Individual defendants are also immune from liability for acts within the scope of their employment, to the same extent as their employing agency, unless there conduct amounts to a crime, actual fraud, actual malice, or willful misconduct. 42 Pa. Cons. Stat. §§ 8550 and 8545; Sameric Corp. v. City of Philadelphia, 142 F.3d 582, 600-601 (3d Cir. 1998). In her Amended Complaint, Plaintiff alleges that all three defendants committed assault and battery, false arrest, and false imprisonment. Pennsylvania courts define assault as "'an intentional attempt by force to do an injury to the person of another, and a battery is committed whenever the violence menaced in an assault is actually done, though in ever so small a degree, upon the person.'" Renk v.
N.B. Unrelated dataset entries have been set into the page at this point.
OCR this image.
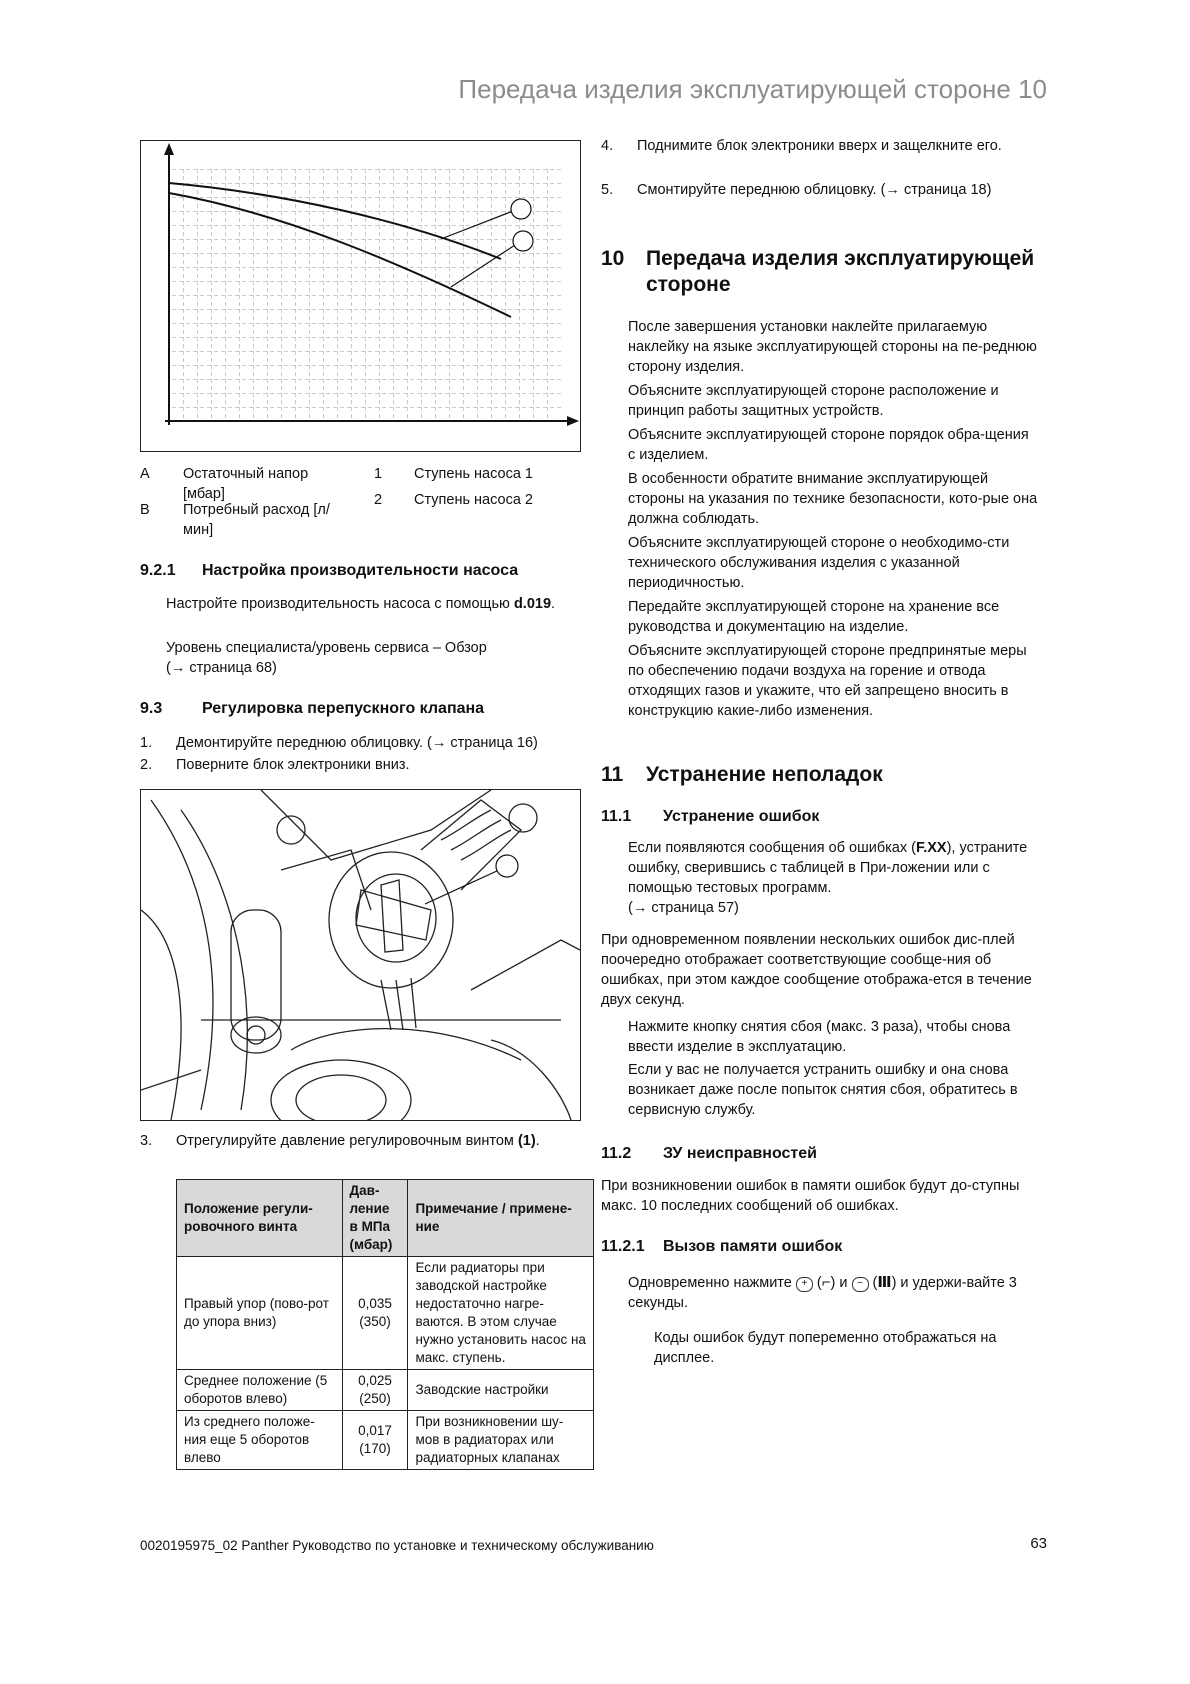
Передача изделия эксплуатирующей стороне 10
A	Остаточный напор [мбар]
B	Потребный расход [л/мин]
1	Ступень насоса 1
2	Ступень насоса 2
9.2.1 Настройка производительности насоса

Настройте производительность насоса с помощью d.019.

Уровень специалиста/уровень сервиса – Обзор
(→ страница 68)

9.3 Регулировка перепускного клапана
1. Демонтируйте переднюю облицовку. (→ страница 16)
2. Поверните блок электроники вниз.
3. Отрегулируйте давление регулировочным винтом (1).
Положение регули-ровочного винта	Дав-ление в МПа (мбар)	Примечание / примене-ние
Правый упор (пово-рот до упора вниз)	0,035 (350)	Если радиаторы при заводской настройке недостаточно нагре-ваются. В этом случае нужно установить насос на макс. ступень.
Среднее положение (5 оборотов влево)	0,025 (250)	Заводские настройки
Из среднего положе-ния еще 5 оборотов влево	0,017 (170)	При возникновении шу-мов в радиаторах или радиаторных клапанах
4. Поднимите блок электроники вверх и защелкните его.
5. Смонтируйте переднюю облицовку. (→ страница 18)
10 Передача изделия эксплуатирующей
стороне

После завершения установки наклейте прилагаемую наклейку на языке эксплуатирующей стороны на пе-реднюю сторону изделия.

Объясните эксплуатирующей стороне расположение и принцип работы защитных устройств.

Объясните эксплуатирующей стороне порядок обра-щения с изделием.

В особенности обратите внимание эксплуатирующей стороны на указания по технике безопасности, кото-рые она должна соблюдать.

Объясните эксплуатирующей стороне о необходимо-сти технического обслуживания изделия с указанной периодичностью.

Передайте эксплуатирующей стороне на хранение все руководства и документацию на изделие.

Объясните эксплуатирующей стороне предпринятые меры по обеспечению подачи воздуха на горение и отвода отходящих газов и укажите, что ей запрещено вносить в конструкцию какие-либо изменения.

11 Устранение неполадок
11.1 Устранение ошибок

Если появляются сообщения об ошибках (F.XX), устраните ошибку, сверившись с таблицей в При-ложении или с помощью тестовых программ.
(→ страница 57)

При одновременном появлении нескольких ошибок дис-плей поочередно отображает соответствующие сообще-ния об ошибках, при этом каждое сообщение отобража-ется в течение двух секунд.

Нажмите кнопку снятия сбоя (макс. 3 раза), чтобы снова ввести изделие в эксплуатацию.

Если у вас не получается устранить ошибку и она снова возникает даже после попыток снятия сбоя, обратитесь в сервисную службу.

11.2 ЗУ неисправностей

При возникновении ошибок в памяти ошибок будут до-ступны макс. 10 последних сообщений об ошибках.

11.2.1 Вызов памяти ошибок

Одновременно нажмите + (⌐) и − (Ⅲ) и удержи-вайте 3 секунды.

Коды ошибок будут попеременно отображаться на дисплее.

0020195975_02 Panther Руководство по установке и техническому обслуживанию	63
City of Pittsburgh, 41 A.2d 289, 293 (Pa. 1994) (quoting Cohen v. Lit Brothers, 70 A.2d 419, 421 (1950)). Although a police officer may use such force as is necessary under the circumstances to effectuate a lawful arrest, an unreasonable or excessive amount of force may constitute an assault and battery. Id.

Pennsylvania courts define false imprisonment as the unlawful detention of another person. Id. "An arrest based upon probable cause would be justified, regardless of whether the individual arrested was guilty or not." Id. (citing Fagan v. Pittsburgh Terminal Coal Corporation, 149 A. 159 (Pa. 1930)). Probable cause exists when "'the facts and circumstances which are within the knowledge of the police officer at the time of the arrest, and of which he has reasonably trustworthy information, are sufficient to warrant a man of reasonable caution in the belief that the suspect has committed or is committing a crime.'" Id. (quoting Commonwealth v. Rodriguez, 585 A.2d 988, 990 (Pa. 1991)). Accordingly, under Pennsylvania law,

A police officer may be held liable for assault and battery when a jury determines that the force used in making an arrest is unnecessary or excessive, and for false imprisonment when a jury concludes that he did not have probable cause to make an arrest. It is conceivable that a jury could find a police officer liable for those torts under circumstances which demonstrate that the officer did not intentionally use unnecessary and excessive force, or did not deliberately arrest a person knowing that he lacked probable cause to do so.

Id. at 293-94.

Construed in a light most favorable to her, Plaintiff alleges enough facts against each Defendant that, if true, would rise to the level of willful misconduct so as to preclude immunity under the Tort Claims Act. Plaintiff claims that all three Defendants participated in her unlawful arrest and detainment without probable cause. Plaintiff also alleges that Defendant Doellinger used unreasonable force in arresting her. However, Plaintiff does not allege that Defendants Bartz and Alu physically harmed her in any way. Moreover, although Plaintiff claims Defendant Alu "verbally assaulted" her while she was detained in his police car, Plaintiff does not allege that Defendant Alu's speech constituted a threat of physical violence. The Court finds no allegations to support claims of assault or excessive force against Defendants Bartz and Alu, and these claims will be dismissed. Accordingly, Defendants' motions to dismiss Plaintiff's state claims will be denied except that Plaintiff's claim of assault and excessive use of force against Defendants Bartz and Alu will be dismissed.

IV. Order

AND NOW, this 26th day of January, 2006, upon consideration of Defendants' motions to dismiss and all responsive papers thereto and for the reasons discussed above, IT IS HEREBY ORDERED THAT the motions (Doc. Nos. 41 and 44) are GRANTED in part as follows:

1. Plaintiff's claims of excessive use of force and assault are DISMISSED against Defendants Alu and Bartz;

2. Plaintiff's claims of malicious prosecution are DISMISSED against all Defendants;

3. Plaintiff's state claims against Defendants in their official capacity are DISMISSED. Further, to the extent that Hellam Township Police Department is a properly named Defendant, all claims against it are also DISMISSED.

In all other respects, Defendants' motions to dismiss (Doc. Nos. 41 and 44) are DENIED. IT IS FURTHER ORDERED THAT Plaintiff's pro-se Motion to Show Good Cause is DENIED as moot. (Doc. No. 31.)